Trigonometric identities are vital tools in mathematics that allow us to simplify and manipulate expressions involving trigonometric functions. They are equations that are true for all values of the variable where both sides of the equation are defined. Some common trigonometric identities include:

• The Pythagorean identity: \(\sin^2 x + \cos^2 x = 1\)
• The tangent and secant identity: \(1 + \tan^2 x = \sec^2 x\)
• The cotangent and cosecant identity: \(1 + \cot^2 x = \csc^2 x\)

In the given exercise, the identity \(1 + \tan^2 x = \sec^2 x\) is used to simplify the expression in the denominator. This particular identity helps us transform complex trigonometric expressions into simpler forms that are more manageable and easier to integrate.

The substitution method in calculus is a powerful technique used to evaluate integrals. It involves changing the variable in the integral to simplify the expression, similar to using a change of variables. This method is particularly useful when dealing with trigonometric integrals or integrals involving composite functions.When using the substitution method, follow these steps:

• Identify a substitution that can simplify the integral. This often involves choosing a 'u' that makes the differential 'du' appear elsewhere in the integral.
• Write down the relationship between 'dx' and 'du'.
• Substitute 'u' in the integral, simplifying the expression if possible.
• After integrating, substitute back the original variable.

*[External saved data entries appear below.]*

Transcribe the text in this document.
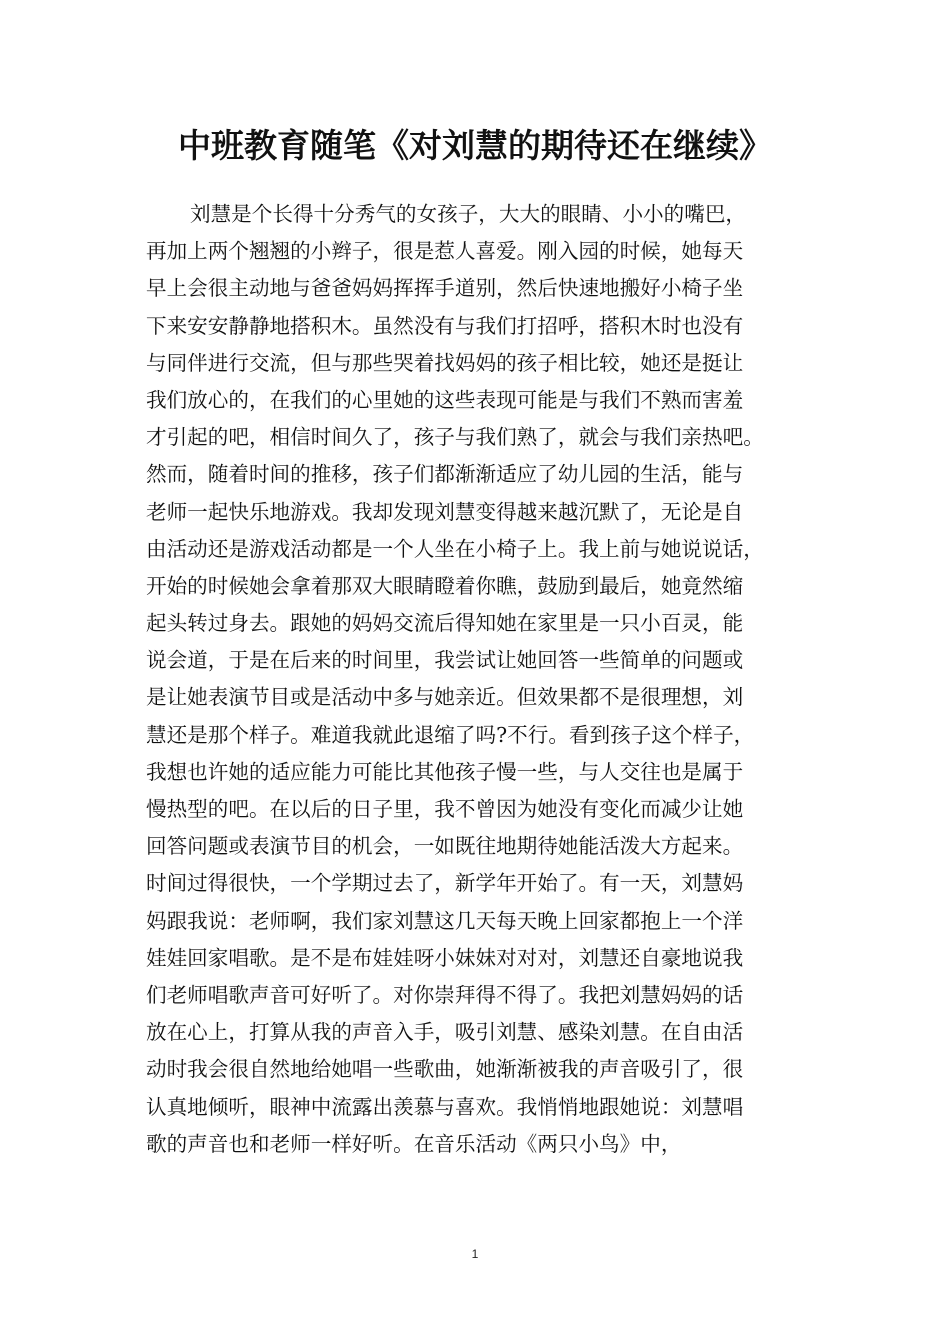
中班教育随笔《对刘慧的期待还在继续》
刘慧是个长得十分秀气的女孩子，大大的眼睛、小小的嘴巴，
再加上两个翘翘的小辫子，很是惹人喜爱。刚入园的时候，她每天
早上会很主动地与爸爸妈妈挥挥手道别，然后快速地搬好小椅子坐
下来安安静静地搭积木。虽然没有与我们打招呼，搭积木时也没有
与同伴进行交流，但与那些哭着找妈妈的孩子相比较，她还是挺让
我们放心的，在我们的心里她的这些表现可能是与我们不熟而害羞
才引起的吧，相信时间久了，孩子与我们熟了，就会与我们亲热吧。
然而，随着时间的推移，孩子们都渐渐适应了幼儿园的生活，能与
老师一起快乐地游戏。我却发现刘慧变得越来越沉默了，无论是自
由活动还是游戏活动都是一个人坐在小椅子上。我上前与她说说话，
开始的时候她会拿着那双大眼睛瞪着你瞧，鼓励到最后，她竟然缩
起头转过身去。跟她的妈妈交流后得知她在家里是一只小百灵，能
说会道，于是在后来的时间里，我尝试让她回答一些简单的问题或
是让她表演节目或是活动中多与她亲近。但效果都不是很理想，刘
慧还是那个样子。难道我就此退缩了吗?不行。看到孩子这个样子，
我想也许她的适应能力可能比其他孩子慢一些，与人交往也是属于
慢热型的吧。在以后的日子里，我不曾因为她没有变化而减少让她
回答问题或表演节目的机会，一如既往地期待她能活泼大方起来。
时间过得很快，一个学期过去了，新学年开始了。有一天，刘慧妈
妈跟我说：老师啊，我们家刘慧这几天每天晚上回家都抱上一个洋
娃娃回家唱歌。是不是布娃娃呀小妹妹对对对，刘慧还自豪地说我
们老师唱歌声音可好听了。对你崇拜得不得了。我把刘慧妈妈的话
放在心上，打算从我的声音入手，吸引刘慧、感染刘慧。在自由活
动时我会很自然地给她唱一些歌曲，她渐渐被我的声音吸引了，很
认真地倾听，眼神中流露出羡慕与喜欢。我悄悄地跟她说：刘慧唱
歌的声音也和老师一样好听。在音乐活动《两只小鸟》中，
1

In the exercise, the substitution \(u = \tan x\) simplifies the integral because \(du = \sec^2 x dx\), turning a complex trigonometric integral into a much simpler form.

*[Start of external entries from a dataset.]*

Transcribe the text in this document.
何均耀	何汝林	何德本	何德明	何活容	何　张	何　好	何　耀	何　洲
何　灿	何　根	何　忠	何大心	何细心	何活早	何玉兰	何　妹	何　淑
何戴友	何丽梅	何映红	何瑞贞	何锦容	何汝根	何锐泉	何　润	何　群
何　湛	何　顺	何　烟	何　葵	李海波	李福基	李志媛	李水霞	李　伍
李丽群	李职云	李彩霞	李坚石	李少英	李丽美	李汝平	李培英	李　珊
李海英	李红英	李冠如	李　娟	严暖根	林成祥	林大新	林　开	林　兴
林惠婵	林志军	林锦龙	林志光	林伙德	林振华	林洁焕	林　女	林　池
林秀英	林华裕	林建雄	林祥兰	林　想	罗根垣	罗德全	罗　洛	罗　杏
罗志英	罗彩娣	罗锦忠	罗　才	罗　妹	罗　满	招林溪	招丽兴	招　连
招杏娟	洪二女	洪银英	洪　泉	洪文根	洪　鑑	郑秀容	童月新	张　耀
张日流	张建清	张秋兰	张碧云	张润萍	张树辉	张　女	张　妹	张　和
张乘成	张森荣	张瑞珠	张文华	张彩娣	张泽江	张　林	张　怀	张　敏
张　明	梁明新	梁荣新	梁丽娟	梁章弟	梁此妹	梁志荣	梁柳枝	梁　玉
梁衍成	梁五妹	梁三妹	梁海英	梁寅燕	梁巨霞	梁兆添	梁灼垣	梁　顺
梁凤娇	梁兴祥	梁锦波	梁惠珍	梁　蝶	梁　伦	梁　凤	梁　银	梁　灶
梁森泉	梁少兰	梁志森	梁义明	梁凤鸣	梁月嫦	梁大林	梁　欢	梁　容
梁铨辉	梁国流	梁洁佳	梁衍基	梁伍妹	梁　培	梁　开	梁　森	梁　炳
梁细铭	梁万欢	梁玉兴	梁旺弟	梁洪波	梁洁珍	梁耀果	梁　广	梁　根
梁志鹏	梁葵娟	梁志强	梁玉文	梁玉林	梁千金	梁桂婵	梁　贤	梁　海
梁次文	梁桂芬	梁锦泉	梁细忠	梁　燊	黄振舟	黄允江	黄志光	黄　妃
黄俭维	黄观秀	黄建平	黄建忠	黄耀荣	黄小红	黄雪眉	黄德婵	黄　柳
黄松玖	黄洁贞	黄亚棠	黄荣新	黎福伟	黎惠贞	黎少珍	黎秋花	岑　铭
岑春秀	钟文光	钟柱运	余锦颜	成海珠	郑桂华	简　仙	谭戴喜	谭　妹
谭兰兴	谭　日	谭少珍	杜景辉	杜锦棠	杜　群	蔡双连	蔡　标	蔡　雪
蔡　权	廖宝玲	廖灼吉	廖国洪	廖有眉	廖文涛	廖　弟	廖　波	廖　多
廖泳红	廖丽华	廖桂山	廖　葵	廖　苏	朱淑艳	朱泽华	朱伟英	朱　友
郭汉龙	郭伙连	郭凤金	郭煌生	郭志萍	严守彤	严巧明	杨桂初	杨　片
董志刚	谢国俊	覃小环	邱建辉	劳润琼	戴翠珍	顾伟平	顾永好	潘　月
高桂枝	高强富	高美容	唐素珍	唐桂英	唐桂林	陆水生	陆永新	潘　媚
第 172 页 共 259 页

The Pythagorean identity is one of the foundational identities in trigonometry. It expresses the fundamental relationship between sine, cosine, and other trigonometric functions. The most well-known Pythagorean identity is \(\sin^2 x + \cos^2 x = 1\). From this, we can derive other useful identities:

• \(1 + \tan^2 x = \sec^2 x\)
• \(1 + \cot^2 x = \csc^2 x\)

In the exercise, the Pythagorean identity \(1 + \tan^2 x = \sec^2 x\) is rearranged to express \(\sec^2 x\) in terms of \(\tan^2 x\). This allows the simplification of the expression under the square root, ultimately aiding in the integration process. Recognizing and applying these identities correctly is crucial in solving integrals efficiently.

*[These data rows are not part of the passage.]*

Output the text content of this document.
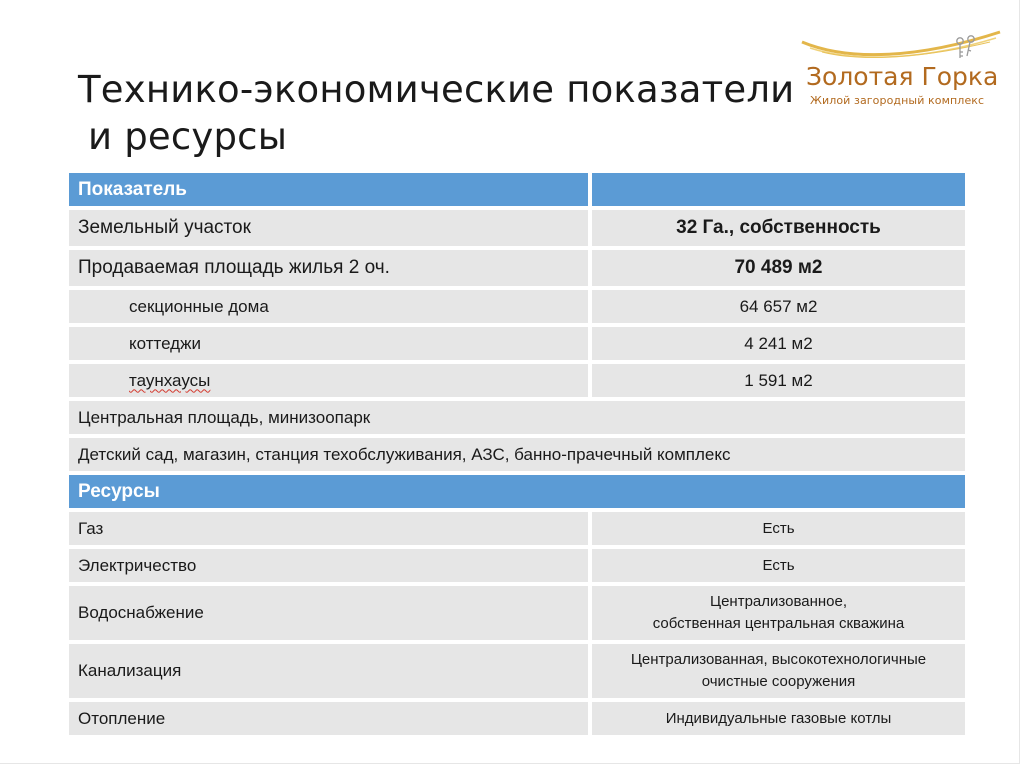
Технико-экономические показатели
и ресурсы
Золотая Горка
Жилой загородный комплекс
Показатель	
Земельный участок	32 Га., собственность
Продаваемая площадь жилья 2 оч.	70 489 м2
секционные дома	64 657 м2
коттеджи	4 241 м2
таунхаусы	1 591 м2
Центральная площадь, минизоопарк	
Детский сад, магазин, станция техобслуживания, АЗС, банно-прачечный комплекс	
Ресурсы	
Газ	Есть
Электричество	Есть
Водоснабжение	Централизованное,
собственная центральная скважина
Канализация	Централизованная, высокотехнологичные
очистные сооружения
Отопление	Индивидуальные газовые котлы
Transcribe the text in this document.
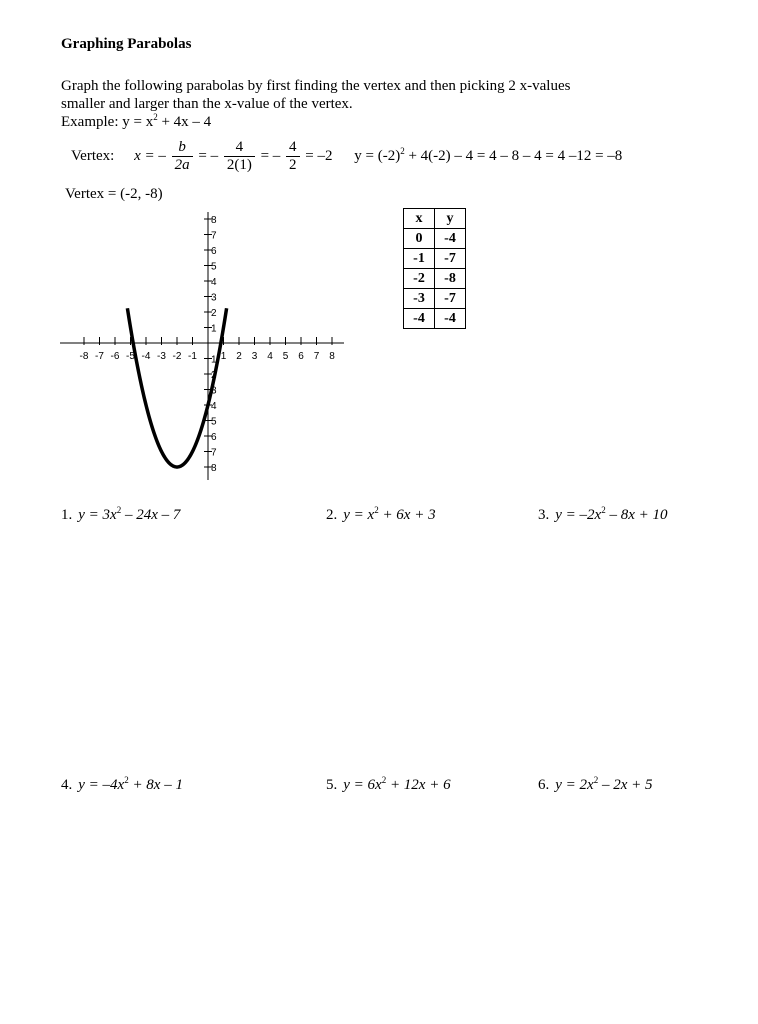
Graphing Parabolas
Graph the following parabolas by first finding the vertex and then picking 2 x-values
smaller and larger than the x-value of the vertex.
Example: $y = x^2 + 4x - 4$
Vertex: x = – $\frac{b}{2a}$ = – $\frac{4}{2(1)}$ = – $\frac{4}{2} = -2$ $y = (-2)^2 + 4(-2) - 4 = 4 - 8 - 4 = 4$ –12 = –8
Vertex = (-2, -8)
-8 -7 -6 -5 -4 -3 -2 -1 1 2 3 4 5 6 7 8
8
7
6
5
4
3
2
1
1
2
3
4
5
6
7
8
x	y
0	-4
-1	-7
-2	-8
-3	-7
-4	-4
1. $y = 3x^2 - 24x - 7$	2. $y = x^2 + 6x + 3$	3. $y = -2x^2 - 8x + 10$
4. $y = -4x^2 + 8x - 1$	5. $y = 6x^2 + 12x + 6$	6. $y = 2x^2 - 2x + 5$
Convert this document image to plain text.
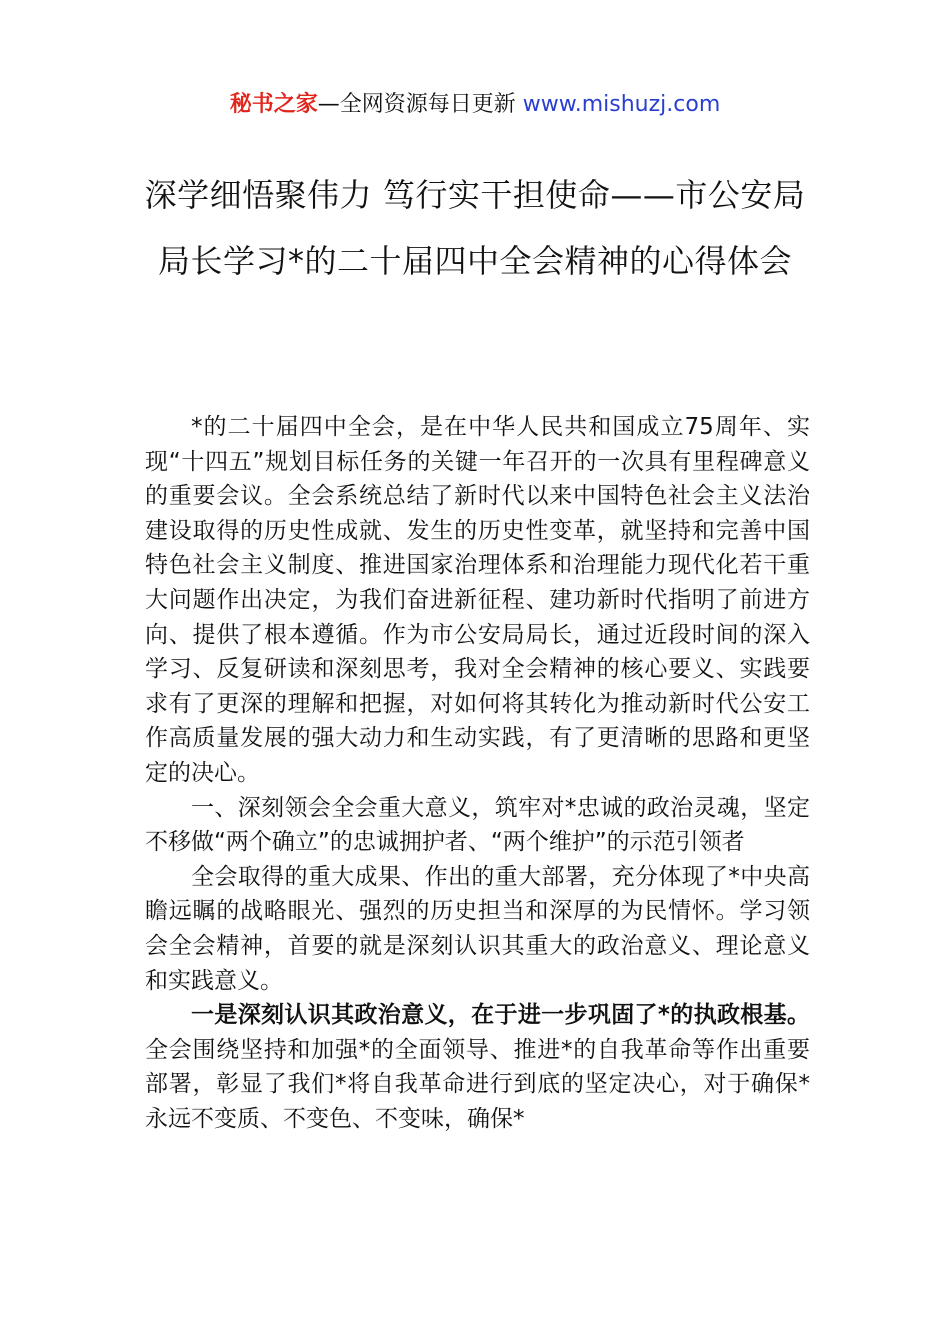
秘书之家—全网资源每日更新 www.mishuzj.com
深学细悟聚伟力 笃行实干担使命——市公安局局长学习*的二十届四中全会精神的心得体会

*的二十届四中全会，是在中华人民共和国成立75周年、实现“十四五”规划目标任务的关键一年召开的一次具有里程碑意义的重要会议。全会系统总结了新时代以来中国特色社会主义法治建设取得的历史性成就、发生的历史性变革，就坚持和完善中国特色社会主义制度、推进国家治理体系和治理能力现代化若干重大问题作出决定，为我们奋进新征程、建功新时代指明了前进方向、提供了根本遵循。作为市公安局局长，通过近段时间的深入学习、反复研读和深刻思考，我对全会精神的核心要义、实践要求有了更深的理解和把握，对如何将其转化为推动新时代公安工作高质量发展的强大动力和生动实践，有了更清晰的思路和更坚定的决心。

一、深刻领会全会重大意义，筑牢对*忠诚的政治灵魂，坚定不移做“两个确立”的忠诚拥护者、“两个维护”的示范引领者

全会取得的重大成果、作出的重大部署，充分体现了*中央高瞻远瞩的战略眼光、强烈的历史担当和深厚的为民情怀。学习领会全会精神，首要的就是深刻认识其重大的政治意义、理论意义和实践意义。

一是深刻认识其政治意义，在于进一步巩固了*的执政根基。全会围绕坚持和加强*的全面领导、推进*的自我革命等作出重要部署，彰显了我们*将自我革命进行到底的坚定决心，对于确保*永远不变质、不变色、不变味，确保*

Integral calculus is a significant part of calculus that deals with integrals and their properties. It focuses on finding antiderivatives of functions, a process called integration, which is the inverse operation of differentiation. There are two main types of integrals:

• Indefinite Integrals: These represent families of functions and include a constant of integration, denoted by \(C\).
• Definite Integrals: These calculate the area under a curve within a specified interval and yield a numerical value.

Indefinite integrals, like those in the exercise, do not have specific limits and give a general form of the antiderivative. The solution of the integral \(\int du\) yields \(u + C\), where \(C\) is the constant of integration, reminding us of the family of curves that represent the antiderivative. The final result, \(\tan x + C\), shows that the antiderivative of the given expression is related to the tangent function, underlining the profound connections between trigonometric functions and their integrals.